いつかこの日々を思い出してきっと泣いてしまう

文学パパが綴るかけがえのない日常

虫が怖い

娘は虫が怖いらしい。現時点において彼女が一番苦手なものが虫かもしれない。

 

先日、自宅マンションの共用部の廊下において、カナブンの死骸が落ちていた。娘はそれを見てとても怖がっていたそうだ。

 

いつもなら大人の手を振り払って駆けだしていくその廊下で、彼女は怯えて前に進めなくなり、ママに抱っこをせがんだとのことだ。(私はその場にはおらず、あとで妻からその話を聞いた)

 

そして昨日も、それと似たようなことが起きた。

 

昨夜、娘は就寝前になってもハイテンションだった。押し入れのふすまを勝手に開けたり、家の中を走り回ったり、私たちの制御も追いつかないくらいだった。

 

しかし、娘が洗面所へ入ったとき事態は一変する。

 

床に黒くて少し大きな物体が落ちていたのだ。娘はそれを見つけると、身体をビクッとさせ、不安げな表情で私の顔を見た。

 

その物体を見ると、なんてことはない、ただの埃の塊だった。おそらく足拭きマットからぽろっと落ちたものだろう。

 

しかし私は、手の付けられない娘を少し怖がらせようと、「うわぁ」と大げさにその物体を怖がってみせた。

 

すると娘は、一目散にリビングの方へと逃げ出した。

 

私も後を追って娘のそばに立つと、娘は私の足に掴まり、目に見えるほど大きくブルブルと震えていた。

 

私はそんな娘に種明かしをするために、彼女を連れて洗面所へと戻ろうとした。「なんだ、虫じゃないよ」そう言って娘を安心させようとしたのだ。

 

しかし娘は、頑として洗面所へは行こうとしなかった。それどころか、大粒の涙を流し、大声で泣き出してしまったのだ。

 

それを見た妻は、機転を利かせ「ほら、押し入れを開けたから虫さん出てきたんだよ。もう勝手に開けちゃだめだからね」と言って、巧みに躾へと繋げていた。

 

娘は涙を拭いながら、うん、うん、と頷いていた。どこまで理解できたかはわからないが、反省したような面持ちに見えた。

 

そして「虫さんはパパがないないしたから、もう大丈夫だよ。一緒に見に行ってみようか」と言って、娘を連れて洗面所へと向かった。私はその間、埃を拾い上げゴミ箱へと捨てた。

 

洗面所に着き、もう床に何もないことを確認すると、娘は安堵の表情を浮かべた。
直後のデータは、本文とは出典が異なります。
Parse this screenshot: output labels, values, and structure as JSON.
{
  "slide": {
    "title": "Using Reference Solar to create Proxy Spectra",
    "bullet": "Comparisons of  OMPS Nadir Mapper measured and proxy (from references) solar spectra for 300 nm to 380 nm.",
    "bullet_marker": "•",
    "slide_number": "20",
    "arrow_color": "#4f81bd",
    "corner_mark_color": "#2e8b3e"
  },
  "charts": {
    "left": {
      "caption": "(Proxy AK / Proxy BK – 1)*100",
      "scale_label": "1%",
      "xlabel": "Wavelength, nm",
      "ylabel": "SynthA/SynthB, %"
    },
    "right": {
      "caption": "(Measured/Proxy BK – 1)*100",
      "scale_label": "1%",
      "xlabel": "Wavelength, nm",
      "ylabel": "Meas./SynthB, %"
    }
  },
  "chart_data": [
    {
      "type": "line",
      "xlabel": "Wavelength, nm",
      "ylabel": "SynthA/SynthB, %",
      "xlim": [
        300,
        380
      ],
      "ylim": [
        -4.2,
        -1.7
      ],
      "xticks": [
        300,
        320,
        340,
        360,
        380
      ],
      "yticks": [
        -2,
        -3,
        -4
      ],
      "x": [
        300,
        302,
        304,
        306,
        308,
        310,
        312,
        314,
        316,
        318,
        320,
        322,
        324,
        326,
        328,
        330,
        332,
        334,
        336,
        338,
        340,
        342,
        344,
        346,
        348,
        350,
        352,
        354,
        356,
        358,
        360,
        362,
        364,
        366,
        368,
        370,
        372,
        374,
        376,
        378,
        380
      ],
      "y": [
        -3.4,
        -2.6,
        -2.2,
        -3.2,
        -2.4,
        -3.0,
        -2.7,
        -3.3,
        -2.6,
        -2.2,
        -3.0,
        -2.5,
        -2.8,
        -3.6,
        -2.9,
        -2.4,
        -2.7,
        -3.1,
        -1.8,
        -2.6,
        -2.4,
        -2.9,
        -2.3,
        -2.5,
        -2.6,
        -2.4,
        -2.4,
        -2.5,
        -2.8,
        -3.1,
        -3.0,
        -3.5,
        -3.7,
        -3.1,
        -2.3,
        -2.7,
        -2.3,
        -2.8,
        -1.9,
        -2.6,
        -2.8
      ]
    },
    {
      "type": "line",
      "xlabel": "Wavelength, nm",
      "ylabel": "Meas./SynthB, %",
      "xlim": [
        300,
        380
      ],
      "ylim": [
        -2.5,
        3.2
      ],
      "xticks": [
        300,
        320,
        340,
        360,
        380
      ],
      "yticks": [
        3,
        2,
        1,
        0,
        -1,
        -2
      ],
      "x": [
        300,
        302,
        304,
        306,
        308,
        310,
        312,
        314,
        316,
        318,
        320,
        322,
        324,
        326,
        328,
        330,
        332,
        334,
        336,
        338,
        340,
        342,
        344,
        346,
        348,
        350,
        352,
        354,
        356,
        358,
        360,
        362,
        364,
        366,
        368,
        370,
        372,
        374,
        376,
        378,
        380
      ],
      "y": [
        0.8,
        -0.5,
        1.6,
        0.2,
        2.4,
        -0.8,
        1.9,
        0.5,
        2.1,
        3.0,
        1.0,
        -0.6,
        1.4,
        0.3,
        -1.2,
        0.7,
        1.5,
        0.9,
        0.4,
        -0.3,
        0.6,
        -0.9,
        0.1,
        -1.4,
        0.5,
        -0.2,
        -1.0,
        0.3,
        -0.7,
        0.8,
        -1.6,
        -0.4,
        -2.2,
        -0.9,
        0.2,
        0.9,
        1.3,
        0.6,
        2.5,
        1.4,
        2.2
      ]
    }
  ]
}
「あ~こわった~」涙目の娘はそう言い、やっと笑顔を見せたのであった。

 

娘にも怖いものができたんだな、と私は少し感慨深い気持ちになった。

 

それにしても虫が怖いなんて、娘もやっぱり女の子だ。

 

私が小さい頃は虫が大好きだった。少し男勝りなところがあると心配していたのだが、そんな可愛らしい娘の弱点が垣間見れて、安堵する気持ちになった。

 

「あ~こわった~」

 

娘は布団に入ってからも何度かそう口にした。心なしか、私たちの言うことを素直に聞くようになっていたように思う。

 

少し可哀想だったけど、いい具合に効果があったのかもしれない。また娘がワガママを発揮したら、虫さんに登場してもらうことにしよう。